On l’a compris, dans le worse case scenario que je viens d’évoquer, les dix billets de 1 000 CHF une fois débarrassés de leur reliure (elle-même guère susceptible d’être négociée en dépit de sa qualité d’exécution) pourront tout simplement être dépensés, avec d’autant plus de profit (relatif) si jamais le franc suisse a monté. Les dix de 2 000 n’ont pas cours, mais pourront cependant être renégociés sur le marché des billets de collection : là encore, une hausse de leur cours dans les années ayant suivi la fabrication du livre pourrait fournir l’occasion d’une bonne surprise. Qui sait ? Une hausse vraiment spectaculaire (atteignant le double du cours supérieur d’aujourd’hui) aurait même une chance de permettre à l’iconoclaste d’ajouter aux 8 000 en vrais billets de quoi atteindre la moitié du prix d’achat initial du livre sacrifié.

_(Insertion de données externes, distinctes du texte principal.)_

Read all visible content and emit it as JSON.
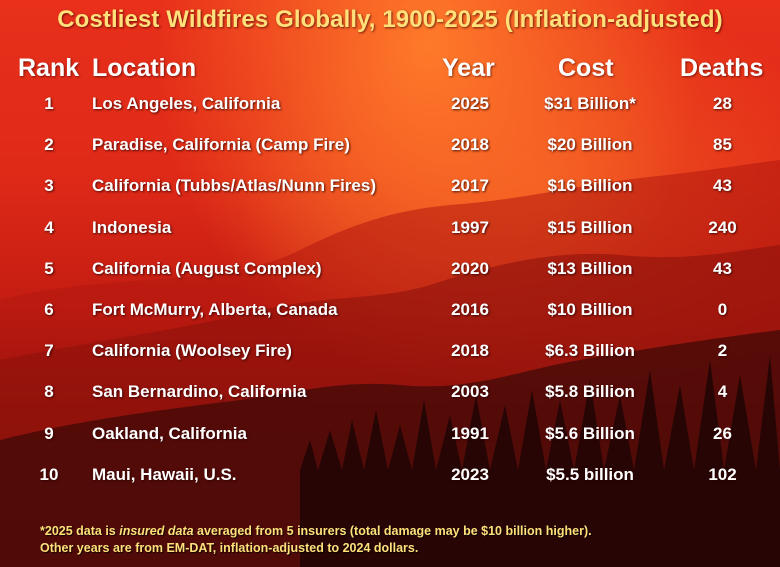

Il devient du même coup assez clair que si le propriétaire du livre, ayant échoué à le revendre, ne s’en refuse pas moins à le démanteler, cela constituera de sa part un acte de foi dans la valeur intrinsèque de l’œuvre, un choix radical assorti d’un vrai sacrifice financier auquel, d’ordinaire, nul acheteur d’art n’est jamais contraint (en cas de « mauvais investissement », le choix habituel est entre vendre à perte, ou se résoudre à conserver un bien déprécié, puisque sa destruction n’apporterait de toute façon aucun bénéfice). Certes, le démantèlement des livres à gravure, par exemple, est un fait avéré, et qu’il est légitime de déplorer. Il s’agit pourtant d’une réalité fort différente, celle d’une œuvre à la fois une et composite dont les différentes parties sont susceptibles d’être monnayée auprès d’acheteurs peu regardants comme des œuvres à part entière — un statut qui n’est pas entièrement usurpé.

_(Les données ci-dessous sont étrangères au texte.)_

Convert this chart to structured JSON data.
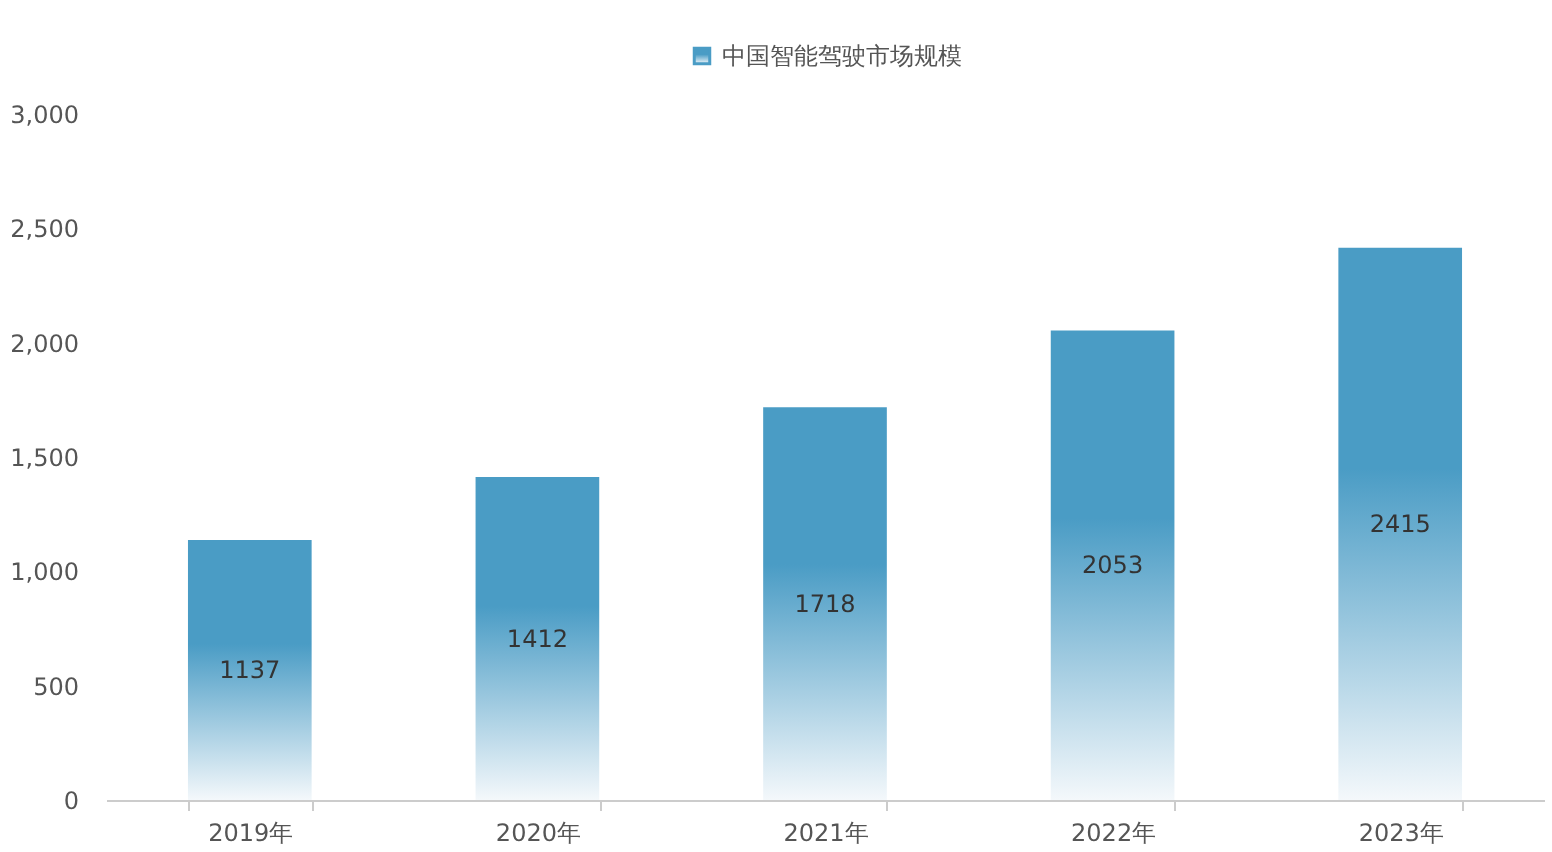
{
  "chart_data": {
    "type": "bar",
    "categories": [
      "2019年",
      "2020年",
      "2021年",
      "2022年",
      "2023年"
    ],
    "series": [
      {
        "name": "中国智能驾驶市场规模",
        "color": "#4a9cc5",
        "values": [
          1137,
          1412,
          1718,
          2053,
          2415
        ]
      }
    ],
    "ylim": [
      0,
      3000
    ],
    "yticks": [
      0,
      500,
      {
        "value": 1000,
        "label": "1,000"
      },
      {
        "value": 1500,
        "label": "1,500"
      },
      {
        "value": 2000,
        "label": "2,000"
      },
      {
        "value": 2500,
        "label": "2,500"
      },
      {
        "value": 3000,
        "label": "3,000"
      }
    ],
    "data_labels": true,
    "legend": "top"
  }
}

L’art conceptuel, ou en partie conceptuel, n’a-t-il pas pour vocation de nos ouvrir de telles perspectives, à la fois troublantes et rigolotes ? Je dois dire que celle-ci m’amuse assez, même si je m’en voudrais de souhaiter pareille mésaventure à la personne qui aura eu le goût (en plus des moyens) d’acheter ce livre, et, surtout, à Alexandre Illi qui est l’une des personnes les plus plaisantes et malicieuses que j’ai eu l’occasion de rencontrer dans le domaine étrange où j’exerce mon activité salariée. Après tout, sans la distraction fournie par son drôle de livre pour moi plus qu’hors de prix, ces journées de labeur sous la verrière surchauffée du Grand-Palais m’auraient paru beaucoup plus ennuyeuses.




Et qui plus est, il reste le seul, à ma connaissance, à avoir su capturer sur un support photographique (comme d'éminents victoriens, jadis, le firent des fées hantant leurs jardins) la MAIN INVISIBLE du marché.